Veteran DBs a luxury

When a guy in your front seven makes a mistake, the price is six yards. When a guy in your secondary makes a mistake, the price is six points. Thus, the return of Tennessee's entire starting secondary from 2005 is somewhat reassuring to John Chavis. But not VERY reassuring.

"It is (reassuring) with the starting four," the defensive coordinator conceded. "We've got four or five that, if you could assure me they'll be healthy for every game, it would be pretty reassuring.

"But we've got to plan on the ‘what-if' there. If we get somebody banged up there, we've got to have some young guys ready to play. We've got some great, great experience in the four starters but we've got to get some other people ready to play."

Tennessee's secondary was the defense's weak link in 2005. The Vols allowed 215.7 passing yards per game, ranking 10th among the 12 SEC schools. Tennessee allowed opponents to complete 59.9 percent of their passes. Only Kentucky (62.2) and Mississippi State (61.3) were worse.

Despite these awful statistics, Chavis believes UT's secondary got considerably better as the 2005 season progressed. With six new starters in the 2006 front seven, the coordinator is hoping for steady improvement in that area as the '06 season progresses.

"Our secondary really grew up last year," he said. "Now we're going to have to do that with the front and linebackers. They're going to have to grow up in a hurry. We can't be sitting around and waiting with the schedule we've got."

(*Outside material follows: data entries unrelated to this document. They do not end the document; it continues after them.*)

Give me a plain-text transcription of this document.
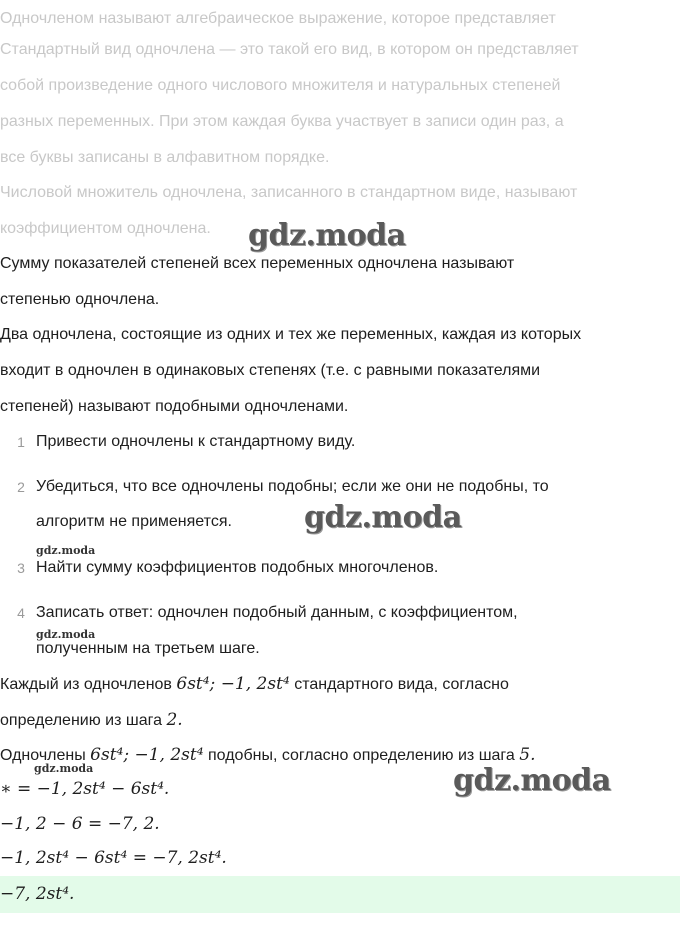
Одночленом называют алгебраическое выражение, которое представляет
Стандартный вид одночлена — это такой его вид, в котором он представляет
собой произведение одного числового множителя и натуральных степеней
разных переменных. При этом каждая буква участвует в записи один раз, а
все буквы записаны в алфавитном порядке.
Числовой множитель одночлена, записанного в стандартном виде, называют
коэффициентом одночлена.
Сумму показателей степеней всех переменных одночлена называют
степенью одночлена.
Два одночлена, состоящие из одних и тех же переменных, каждая из которых
входит в одночлен в одинаковых степенях (т.е. с равными показателями
степеней) называют подобными одночленами.
1 Привести одночлены к стандартному виду.
2 Убедиться, что все одночлены подобны; если же они не подобны, то
алгоритм не применяется.
3 Найти сумму коэффициентов подобных многочленов.
4 Записать ответ: одночлен подобный данным, с коэффициентом,
полученным на третьем шаге.
Каждый из одночленов 6st⁴; −1, 2st⁴ стандартного вида, согласно
определению из шага 2.
Одночлены 6st⁴; −1, 2st⁴ подобны, согласно определению из шага 5.
∗ = −1, 2st⁴ − 6st⁴.
−1, 2 − 6 = −7, 2.
−1, 2st⁴ − 6st⁴ = −7, 2st⁴.
−7, 2st⁴.
gdz.moda
gdz.moda
gdz.moda
gdz.moda
gdz.moda
gdz.moda
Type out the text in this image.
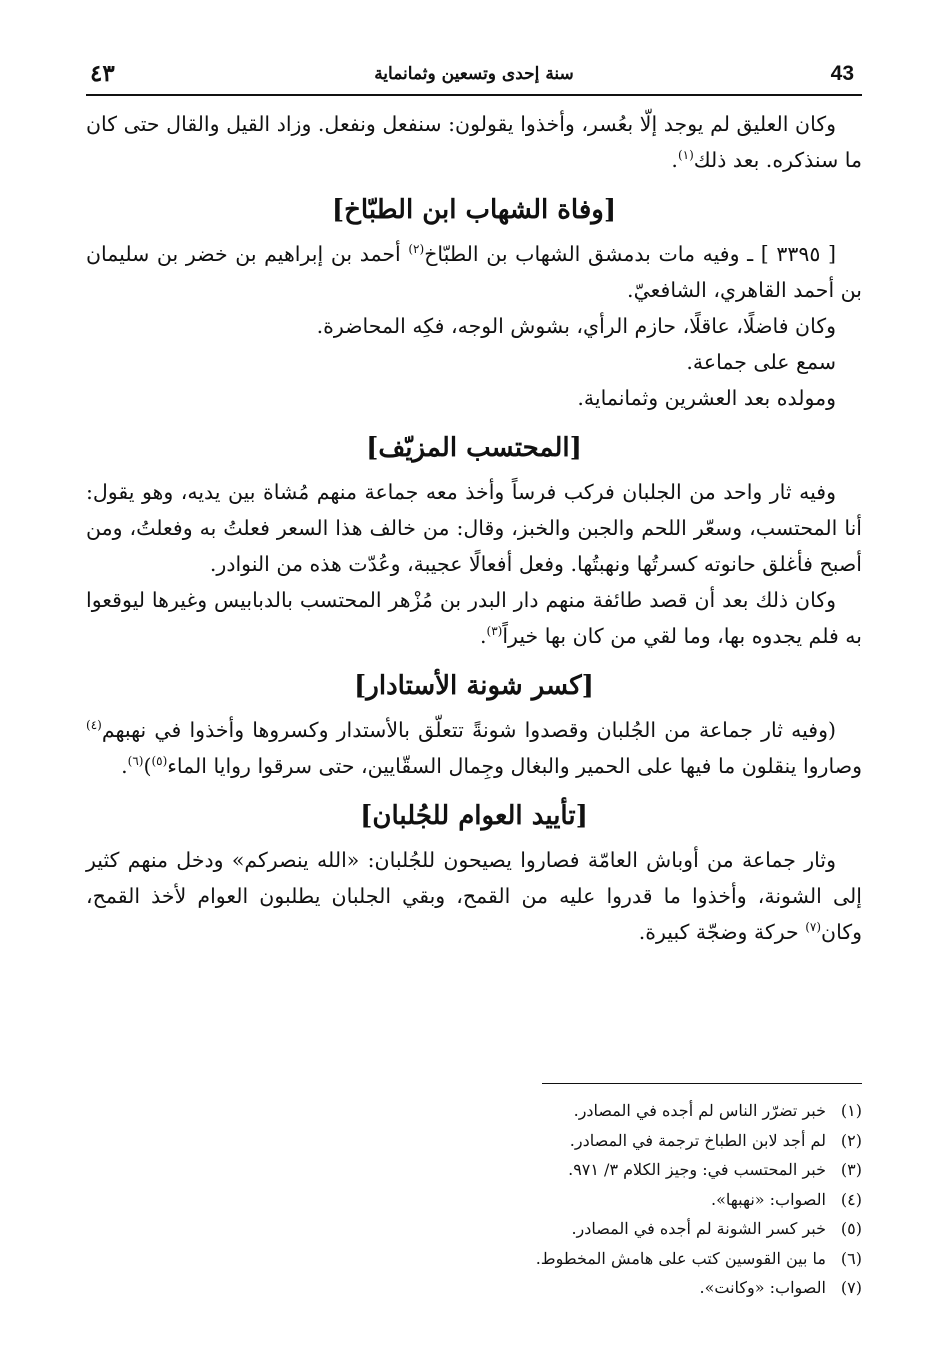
43
سنة إحدى وتسعين وثمانماية
٤٣

وكان العليق لم يوجد إلّا بعُسر، وأخذوا يقولون: سنفعل ونفعل. وزاد القيل والقال حتى كان ما سنذكره. بعد ذلك$^{(١)}$.

[وفاة الشهاب ابن الطبّاخ]

[ ٣٣٩٥ ] ـ وفيه مات بدمشق الشهاب بن الطبّاخ$^{(٢)}$ أحمد بن إبراهيم بن خضر بن سليمان بن أحمد القاهري، الشافعيّ.

وكان فاضلًا، عاقلًا، حازم الرأي، بشوش الوجه، فكِه المحاضرة.

سمع على جماعة.

ومولده بعد العشرين وثمانماية.

[المحتسب المزيّف]

وفيه ثار واحد من الجلبان فركب فرساً وأخذ معه جماعة منهم مُشاة بين يديه، وهو يقول: أنا المحتسب، وسعّر اللحم والجبن والخبز، وقال: من خالف هذا السعر فعلتُ به وفعلتُ، ومن أصبح فأغلق حانوته كسرتُها ونهبتُها. وفعل أفعالًا عجيبة، وعُدّت هذه من النوادر.

وكان ذلك بعد أن قصد طائفة منهم دار البدر بن مُزْهر المحتسب بالدبابيس وغيرها ليوقعوا به فلم يجدوه بها، وما لقي من كان بها خيراً$^{(٣)}$.

[كسر شونة الأستادار]

(وفيه ثار جماعة من الجُلبان وقصدوا شونةً تتعلّق بالأستدار وكسروها وأخذوا في نهبهم$^{(٤)}$ وصاروا ينقلون ما فيها على الحمير والبغال وجِمال السقّايين، حتى سرقوا روايا الماء$^{(٥)}$)$^{(٦)}$.

[تأييد العوام للجُلبان]

وثار جماعة من أوباش العامّة فصاروا يصيحون للجُلبان: «الله ينصركم» ودخل منهم كثير إلى الشونة، وأخذوا ما قدروا عليه من القمح، وبقي الجلبان يطلبون العوام لأخذ القمح، وكان$^{(٧)}$ حركة وضجّة كبيرة.

(١)
خبر تضرّر الناس لم أجده في المصادر.
(٢)
لم أجد لابن الطباخ ترجمة في المصادر.
(٣)
خبر المحتسب في: وجيز الكلام ٣/ ٩٧١.
(٤)
الصواب: «نهبها».
(٥)
خبر كسر الشونة لم أجده في المصادر.
(٦)
ما بين القوسين كتب على هامش المخطوط.
(٧)
الصواب: «وكانت».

The better Tennessee's secondary plays, the more blitzing and stunting Chavis can do with the front seven. Likewise, the better the front seven plays, the more chances the coordinator can take in the secondary.

"How much we can do will be dictated by how fast they learn," he said. "You've got to bring ‘em along and let those units mesh. The biggest thing we've got to do as a coaching staff is not put our young kids in situations they're not ready for."